Лишенный ноги стражник, едва Дойтен отошел от него, ухватился рукой за угол будки, перевернулся и пополз к воротам в ограде. Растерзанная шея его подломилась, и голова повисла на остатках плоти где-то под грудью.
– Нэйф благословенный! – в ужасе завыл трактирщик.
– Как это прекратить? – пролепетал Дойтен.
– Сейчас, – сказал Юайс. – Держите факел над ним.
Дойтен подхватил факел у одного из сыновей трактирщика, что застыли столбами за спиной собственного папаши, а Юайс вытянул из ножен странный, чуть изогнутый меч с длинной рукоятью. Погладил вспыхивающее серебром лезвие, рассек край собственной ладони, смочил острие кровью и, подойдя к почти доползшему до ворот Цаю, прошептал что-то и вонзил меч ему под лопатку, тут же отойдя на пару шагов. Причудливая рукоять задрожала, на спине стражника проступило алое пятно, которое медленно втянуло в себя огненные щупальца, переползло на меч, мгновенно нагрело его, заставив зашипеть плоть вокруг клинка, и угасло на рукояти. Цай обратился в бездыханное тело тут же, едва свечение покинуло его тело.
– Вот так, – проговорил в наступившей тишине Юайс, прихватывая рукоять меча рукавом котто и выдергивая его из тела. – Не своей волей этот мертвец пытался ползти. Думаю, что всем видевшим это лучше пока помалкивать.
– Всем ясно? – рявкнул побледневший Дойтен.
Ответом было молчание. Свидетели словно окаменели.
– Юайс! – спросил Клокс, который потерял где-то валенец и теперь пытался приладить вторую ногу, уже вымазанную в глине, в половинную обувку. – Когда ты успел надеть сапоги?
– Сразу же, – ответил Юайс, убирая меч в ножны. – Почему этот стражник спал за пределами города?

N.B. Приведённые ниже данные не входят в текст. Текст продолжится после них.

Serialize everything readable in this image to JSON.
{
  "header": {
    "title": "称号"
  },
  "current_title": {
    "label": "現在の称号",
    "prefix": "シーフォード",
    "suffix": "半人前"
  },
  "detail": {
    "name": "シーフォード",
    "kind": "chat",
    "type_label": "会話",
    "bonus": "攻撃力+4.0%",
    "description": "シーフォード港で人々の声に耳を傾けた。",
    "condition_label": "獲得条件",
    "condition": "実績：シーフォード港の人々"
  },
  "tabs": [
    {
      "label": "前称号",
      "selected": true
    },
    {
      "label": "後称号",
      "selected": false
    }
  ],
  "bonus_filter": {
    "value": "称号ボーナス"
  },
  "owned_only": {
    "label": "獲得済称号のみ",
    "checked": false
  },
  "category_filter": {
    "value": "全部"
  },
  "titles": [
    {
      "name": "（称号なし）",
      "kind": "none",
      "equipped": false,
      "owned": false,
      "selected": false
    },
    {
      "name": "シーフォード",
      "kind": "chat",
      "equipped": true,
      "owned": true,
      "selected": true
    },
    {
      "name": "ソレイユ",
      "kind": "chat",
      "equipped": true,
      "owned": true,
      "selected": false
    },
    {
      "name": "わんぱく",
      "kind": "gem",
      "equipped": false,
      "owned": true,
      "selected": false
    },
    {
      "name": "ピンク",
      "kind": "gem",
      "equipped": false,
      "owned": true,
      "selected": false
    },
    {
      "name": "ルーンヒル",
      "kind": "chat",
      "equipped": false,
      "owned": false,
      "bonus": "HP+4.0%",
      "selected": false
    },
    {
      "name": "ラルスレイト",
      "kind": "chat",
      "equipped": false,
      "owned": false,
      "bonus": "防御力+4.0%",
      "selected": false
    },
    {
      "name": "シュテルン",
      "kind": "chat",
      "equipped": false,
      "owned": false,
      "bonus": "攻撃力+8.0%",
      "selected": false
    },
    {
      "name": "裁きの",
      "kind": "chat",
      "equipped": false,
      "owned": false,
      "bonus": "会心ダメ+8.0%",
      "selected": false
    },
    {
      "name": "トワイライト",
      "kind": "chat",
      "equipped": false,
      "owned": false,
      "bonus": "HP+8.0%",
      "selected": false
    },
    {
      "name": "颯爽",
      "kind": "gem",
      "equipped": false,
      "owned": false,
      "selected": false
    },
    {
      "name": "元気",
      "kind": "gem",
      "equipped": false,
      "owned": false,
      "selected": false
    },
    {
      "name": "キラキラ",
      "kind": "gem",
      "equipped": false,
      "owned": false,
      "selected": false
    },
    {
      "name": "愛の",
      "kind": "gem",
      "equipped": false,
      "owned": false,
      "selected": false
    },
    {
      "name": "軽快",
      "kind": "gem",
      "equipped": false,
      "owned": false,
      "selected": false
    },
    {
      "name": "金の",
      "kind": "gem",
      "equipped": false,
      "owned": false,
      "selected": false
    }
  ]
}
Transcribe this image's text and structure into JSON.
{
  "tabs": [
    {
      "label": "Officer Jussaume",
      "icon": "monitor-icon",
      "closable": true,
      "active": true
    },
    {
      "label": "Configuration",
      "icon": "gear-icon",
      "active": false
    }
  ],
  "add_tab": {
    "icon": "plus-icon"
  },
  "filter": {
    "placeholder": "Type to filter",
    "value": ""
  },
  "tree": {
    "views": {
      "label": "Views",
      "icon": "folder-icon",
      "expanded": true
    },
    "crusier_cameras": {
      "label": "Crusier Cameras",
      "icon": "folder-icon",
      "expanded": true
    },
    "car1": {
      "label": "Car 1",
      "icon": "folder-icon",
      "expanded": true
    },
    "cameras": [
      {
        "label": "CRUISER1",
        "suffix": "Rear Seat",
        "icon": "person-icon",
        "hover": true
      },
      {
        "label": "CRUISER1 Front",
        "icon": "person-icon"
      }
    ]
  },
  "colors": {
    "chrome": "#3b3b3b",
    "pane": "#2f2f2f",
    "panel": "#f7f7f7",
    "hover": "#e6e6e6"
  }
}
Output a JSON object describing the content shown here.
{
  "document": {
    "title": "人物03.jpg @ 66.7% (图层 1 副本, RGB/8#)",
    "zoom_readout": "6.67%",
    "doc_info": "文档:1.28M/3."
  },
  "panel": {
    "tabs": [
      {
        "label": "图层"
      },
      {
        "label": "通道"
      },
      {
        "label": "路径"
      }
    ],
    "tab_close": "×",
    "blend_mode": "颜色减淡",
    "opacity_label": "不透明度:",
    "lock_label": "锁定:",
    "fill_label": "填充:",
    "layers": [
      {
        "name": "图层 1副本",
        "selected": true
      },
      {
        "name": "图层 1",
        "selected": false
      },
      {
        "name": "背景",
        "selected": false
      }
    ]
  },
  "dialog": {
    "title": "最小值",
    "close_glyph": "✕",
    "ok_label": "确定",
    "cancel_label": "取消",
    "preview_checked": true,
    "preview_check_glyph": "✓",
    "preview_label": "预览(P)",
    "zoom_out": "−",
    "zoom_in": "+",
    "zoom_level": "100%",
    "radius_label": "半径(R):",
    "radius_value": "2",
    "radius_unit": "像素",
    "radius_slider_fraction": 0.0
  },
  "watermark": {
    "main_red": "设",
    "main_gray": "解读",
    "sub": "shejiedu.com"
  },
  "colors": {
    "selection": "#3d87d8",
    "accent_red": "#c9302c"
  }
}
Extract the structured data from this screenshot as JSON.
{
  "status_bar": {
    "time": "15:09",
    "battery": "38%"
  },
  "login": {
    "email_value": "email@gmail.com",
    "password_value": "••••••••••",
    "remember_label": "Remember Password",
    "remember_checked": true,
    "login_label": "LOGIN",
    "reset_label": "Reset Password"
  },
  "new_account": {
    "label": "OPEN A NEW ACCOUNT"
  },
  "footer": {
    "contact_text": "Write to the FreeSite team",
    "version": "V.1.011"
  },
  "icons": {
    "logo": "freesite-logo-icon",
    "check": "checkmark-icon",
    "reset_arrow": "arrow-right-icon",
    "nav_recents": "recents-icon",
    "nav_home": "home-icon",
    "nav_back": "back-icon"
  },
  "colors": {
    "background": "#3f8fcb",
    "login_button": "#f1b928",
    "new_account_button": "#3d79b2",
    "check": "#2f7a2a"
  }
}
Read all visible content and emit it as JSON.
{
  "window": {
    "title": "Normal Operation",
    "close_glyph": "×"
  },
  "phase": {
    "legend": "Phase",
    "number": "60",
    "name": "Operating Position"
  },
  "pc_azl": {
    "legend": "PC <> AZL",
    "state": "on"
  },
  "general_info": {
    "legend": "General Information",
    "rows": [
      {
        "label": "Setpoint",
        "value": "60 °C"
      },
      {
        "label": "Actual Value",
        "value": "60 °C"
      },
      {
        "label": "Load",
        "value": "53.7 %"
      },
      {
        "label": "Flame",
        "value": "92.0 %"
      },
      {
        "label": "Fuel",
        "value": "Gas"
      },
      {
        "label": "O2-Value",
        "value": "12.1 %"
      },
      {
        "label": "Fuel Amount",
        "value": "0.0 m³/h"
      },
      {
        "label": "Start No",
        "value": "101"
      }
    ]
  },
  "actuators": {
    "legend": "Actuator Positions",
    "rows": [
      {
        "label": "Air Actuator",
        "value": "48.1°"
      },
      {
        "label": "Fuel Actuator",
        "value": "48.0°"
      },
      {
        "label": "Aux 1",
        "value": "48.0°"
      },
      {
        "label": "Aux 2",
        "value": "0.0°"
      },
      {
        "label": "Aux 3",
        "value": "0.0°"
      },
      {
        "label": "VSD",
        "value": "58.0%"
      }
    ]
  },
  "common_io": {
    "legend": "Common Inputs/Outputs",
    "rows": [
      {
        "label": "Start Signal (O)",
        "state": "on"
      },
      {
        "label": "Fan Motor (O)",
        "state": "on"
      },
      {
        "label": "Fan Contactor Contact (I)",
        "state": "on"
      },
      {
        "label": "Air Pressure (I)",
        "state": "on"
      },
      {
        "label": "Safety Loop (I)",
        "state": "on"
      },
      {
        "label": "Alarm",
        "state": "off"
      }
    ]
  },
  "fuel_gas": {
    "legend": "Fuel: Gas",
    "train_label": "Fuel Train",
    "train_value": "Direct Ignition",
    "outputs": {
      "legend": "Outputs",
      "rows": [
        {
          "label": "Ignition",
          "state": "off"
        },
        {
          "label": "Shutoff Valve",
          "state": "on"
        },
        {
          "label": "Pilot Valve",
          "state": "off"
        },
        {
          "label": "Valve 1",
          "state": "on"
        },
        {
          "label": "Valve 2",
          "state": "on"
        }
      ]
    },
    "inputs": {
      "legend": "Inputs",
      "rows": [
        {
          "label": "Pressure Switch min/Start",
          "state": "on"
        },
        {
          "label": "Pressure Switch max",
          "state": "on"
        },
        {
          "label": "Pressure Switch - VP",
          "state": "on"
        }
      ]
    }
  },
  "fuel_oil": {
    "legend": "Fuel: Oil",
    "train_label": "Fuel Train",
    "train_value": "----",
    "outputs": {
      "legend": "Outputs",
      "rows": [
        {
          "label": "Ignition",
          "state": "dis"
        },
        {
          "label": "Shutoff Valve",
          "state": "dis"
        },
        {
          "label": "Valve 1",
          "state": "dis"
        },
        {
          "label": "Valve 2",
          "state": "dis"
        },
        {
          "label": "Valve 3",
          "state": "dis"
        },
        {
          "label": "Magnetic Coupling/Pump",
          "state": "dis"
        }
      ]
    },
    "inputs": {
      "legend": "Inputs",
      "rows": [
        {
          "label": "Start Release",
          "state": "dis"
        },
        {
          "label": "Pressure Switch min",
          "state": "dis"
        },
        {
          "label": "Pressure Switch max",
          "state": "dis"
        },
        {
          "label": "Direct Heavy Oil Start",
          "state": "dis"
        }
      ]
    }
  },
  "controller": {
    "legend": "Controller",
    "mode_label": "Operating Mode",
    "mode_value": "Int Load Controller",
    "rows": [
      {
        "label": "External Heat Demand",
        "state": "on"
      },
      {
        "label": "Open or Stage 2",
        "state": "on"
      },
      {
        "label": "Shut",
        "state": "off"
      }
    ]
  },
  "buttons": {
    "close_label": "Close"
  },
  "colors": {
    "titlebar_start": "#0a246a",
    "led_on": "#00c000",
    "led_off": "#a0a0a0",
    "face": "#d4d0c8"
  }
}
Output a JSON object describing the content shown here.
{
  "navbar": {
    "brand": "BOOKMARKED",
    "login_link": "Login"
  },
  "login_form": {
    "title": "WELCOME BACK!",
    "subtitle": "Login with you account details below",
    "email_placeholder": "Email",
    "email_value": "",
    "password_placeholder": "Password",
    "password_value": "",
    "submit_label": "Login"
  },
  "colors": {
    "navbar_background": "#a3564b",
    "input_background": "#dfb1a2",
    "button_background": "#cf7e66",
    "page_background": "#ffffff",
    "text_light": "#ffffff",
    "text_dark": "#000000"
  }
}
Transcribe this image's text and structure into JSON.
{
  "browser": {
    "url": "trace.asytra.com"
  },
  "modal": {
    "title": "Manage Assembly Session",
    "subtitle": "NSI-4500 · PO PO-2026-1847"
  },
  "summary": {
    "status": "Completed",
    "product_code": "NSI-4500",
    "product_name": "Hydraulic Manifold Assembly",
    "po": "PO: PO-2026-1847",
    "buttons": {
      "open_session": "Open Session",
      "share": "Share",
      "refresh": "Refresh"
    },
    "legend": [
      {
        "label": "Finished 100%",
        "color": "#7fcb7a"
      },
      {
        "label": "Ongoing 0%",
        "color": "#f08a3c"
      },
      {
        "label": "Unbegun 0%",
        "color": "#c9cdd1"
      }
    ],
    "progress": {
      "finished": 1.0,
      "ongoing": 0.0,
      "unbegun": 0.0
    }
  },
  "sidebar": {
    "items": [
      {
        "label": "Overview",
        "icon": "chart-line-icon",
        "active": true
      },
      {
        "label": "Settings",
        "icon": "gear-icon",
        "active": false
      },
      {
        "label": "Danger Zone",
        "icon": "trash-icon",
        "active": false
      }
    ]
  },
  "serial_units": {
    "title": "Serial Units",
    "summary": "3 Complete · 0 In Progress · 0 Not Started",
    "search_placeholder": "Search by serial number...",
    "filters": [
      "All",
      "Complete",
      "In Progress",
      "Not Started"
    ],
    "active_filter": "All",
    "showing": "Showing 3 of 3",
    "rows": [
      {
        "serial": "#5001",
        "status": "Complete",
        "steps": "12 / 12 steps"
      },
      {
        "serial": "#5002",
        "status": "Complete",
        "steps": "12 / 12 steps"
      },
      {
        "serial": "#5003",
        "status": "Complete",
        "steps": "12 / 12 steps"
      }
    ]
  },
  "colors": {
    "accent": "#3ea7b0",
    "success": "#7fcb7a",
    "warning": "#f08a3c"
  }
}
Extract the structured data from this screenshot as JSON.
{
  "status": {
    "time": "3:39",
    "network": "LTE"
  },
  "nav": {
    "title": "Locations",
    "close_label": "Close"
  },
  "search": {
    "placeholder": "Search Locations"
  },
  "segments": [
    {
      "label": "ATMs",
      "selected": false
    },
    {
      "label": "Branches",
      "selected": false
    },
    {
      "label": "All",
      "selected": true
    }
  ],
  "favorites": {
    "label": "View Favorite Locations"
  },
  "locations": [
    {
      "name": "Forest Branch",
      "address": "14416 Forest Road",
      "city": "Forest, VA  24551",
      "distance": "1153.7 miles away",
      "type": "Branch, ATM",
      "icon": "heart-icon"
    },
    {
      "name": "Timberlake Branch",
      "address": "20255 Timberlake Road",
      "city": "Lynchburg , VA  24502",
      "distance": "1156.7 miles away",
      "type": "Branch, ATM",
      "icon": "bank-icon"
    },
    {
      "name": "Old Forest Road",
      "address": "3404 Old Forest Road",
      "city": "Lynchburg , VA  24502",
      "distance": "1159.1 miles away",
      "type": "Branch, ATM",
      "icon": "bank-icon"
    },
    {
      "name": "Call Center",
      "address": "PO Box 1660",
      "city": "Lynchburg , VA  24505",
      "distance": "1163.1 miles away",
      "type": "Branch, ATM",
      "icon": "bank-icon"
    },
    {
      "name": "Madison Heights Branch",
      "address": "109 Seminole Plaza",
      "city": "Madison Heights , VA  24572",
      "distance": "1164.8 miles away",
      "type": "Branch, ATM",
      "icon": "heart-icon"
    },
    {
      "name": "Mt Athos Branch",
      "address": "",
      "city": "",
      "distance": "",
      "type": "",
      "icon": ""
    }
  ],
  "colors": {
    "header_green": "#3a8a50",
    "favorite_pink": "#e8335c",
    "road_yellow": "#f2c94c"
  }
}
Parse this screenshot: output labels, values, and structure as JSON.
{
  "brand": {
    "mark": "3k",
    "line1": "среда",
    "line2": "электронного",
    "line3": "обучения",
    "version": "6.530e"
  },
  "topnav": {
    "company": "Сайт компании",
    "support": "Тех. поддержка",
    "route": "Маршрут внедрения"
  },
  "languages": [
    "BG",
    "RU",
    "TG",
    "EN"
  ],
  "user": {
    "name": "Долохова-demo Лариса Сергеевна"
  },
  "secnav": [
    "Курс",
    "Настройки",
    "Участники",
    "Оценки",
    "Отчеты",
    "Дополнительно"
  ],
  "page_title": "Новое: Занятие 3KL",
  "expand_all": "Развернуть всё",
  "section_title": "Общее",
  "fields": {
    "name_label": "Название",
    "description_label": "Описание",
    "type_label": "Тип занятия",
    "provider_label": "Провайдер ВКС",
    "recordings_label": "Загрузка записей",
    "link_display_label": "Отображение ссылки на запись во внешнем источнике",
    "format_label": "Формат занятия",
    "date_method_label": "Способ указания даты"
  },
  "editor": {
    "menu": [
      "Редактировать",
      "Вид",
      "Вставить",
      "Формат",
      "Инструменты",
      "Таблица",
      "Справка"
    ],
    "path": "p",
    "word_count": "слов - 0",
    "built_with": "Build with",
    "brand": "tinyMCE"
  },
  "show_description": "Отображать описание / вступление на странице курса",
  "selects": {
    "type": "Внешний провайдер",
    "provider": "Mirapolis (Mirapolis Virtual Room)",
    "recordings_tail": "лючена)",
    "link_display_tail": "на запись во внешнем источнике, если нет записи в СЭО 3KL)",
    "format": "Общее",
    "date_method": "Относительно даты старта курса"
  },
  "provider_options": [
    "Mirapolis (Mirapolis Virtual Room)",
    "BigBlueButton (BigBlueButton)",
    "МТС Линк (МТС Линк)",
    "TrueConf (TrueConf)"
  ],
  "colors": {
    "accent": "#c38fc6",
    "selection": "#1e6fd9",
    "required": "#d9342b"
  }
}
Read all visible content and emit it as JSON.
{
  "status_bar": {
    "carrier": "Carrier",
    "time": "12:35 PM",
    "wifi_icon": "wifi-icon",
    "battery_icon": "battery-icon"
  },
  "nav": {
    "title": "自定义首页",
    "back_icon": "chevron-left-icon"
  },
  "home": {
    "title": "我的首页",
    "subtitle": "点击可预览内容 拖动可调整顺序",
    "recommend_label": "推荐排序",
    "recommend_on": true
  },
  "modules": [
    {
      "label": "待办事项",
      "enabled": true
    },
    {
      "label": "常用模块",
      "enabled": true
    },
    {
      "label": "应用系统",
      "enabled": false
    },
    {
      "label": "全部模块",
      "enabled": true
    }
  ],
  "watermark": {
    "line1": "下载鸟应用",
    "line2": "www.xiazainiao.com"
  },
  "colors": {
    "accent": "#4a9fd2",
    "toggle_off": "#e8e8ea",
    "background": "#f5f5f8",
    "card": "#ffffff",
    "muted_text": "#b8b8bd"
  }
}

– А кто его знает? – ежась от холода и от испуга, подал прерывающийся голос один из сыновей трактирщика, чернявый подросток. – Вроде он раньше и сидел в ней. Это что, магия была?
– Бургомистр сказал, что будка больше не нужна, тем более что на ночь все ворота запираются, в город можно войти только по тракту, – добавил второй, белобрысый, как и его отец. – Может быть, Цая ноги сами в нее привели?
– Не помню, чтобы он мог ходить, нажравшись, – буркнул Дойтен. – Однако ползти без ноги, да еще мертвяком, смог. Интересно только – куда.
– Известно куда, – пролепетал трактирщик, – в мертвецкую. Они все туда… приходили. Говорят…
– А ну-ка, – попросил Юайс Дойтена, – толкни-ка ворота.
Дойтен обернулся, поднял факел, шагнул к воротам и толкнул створки. Они со скрипом разошлись. За воротами во тьме, почти без единого огонька, лежал город.
– Запираются, говоришь? – посмотрел на светловолосого сына трактирщика Юайс.
– Уважаемый! – повернулся судья к усачу, который вместе с седовласым едоком собрался возвращаться на постоялый двор. – У тебя есть комната?
– Есть, – буркнул усатый. – Там же, где и у вашего почтения. По соседству. Под самым коньком моя каморка. Но какой я «уважаемый»? Бас мое имя. Травник я. По осени в этих краях селяне целебной ягодой торгуют. Если что, к вашим услугам.
– А чего ж ты, Бас, спал за столом? – не понял судья.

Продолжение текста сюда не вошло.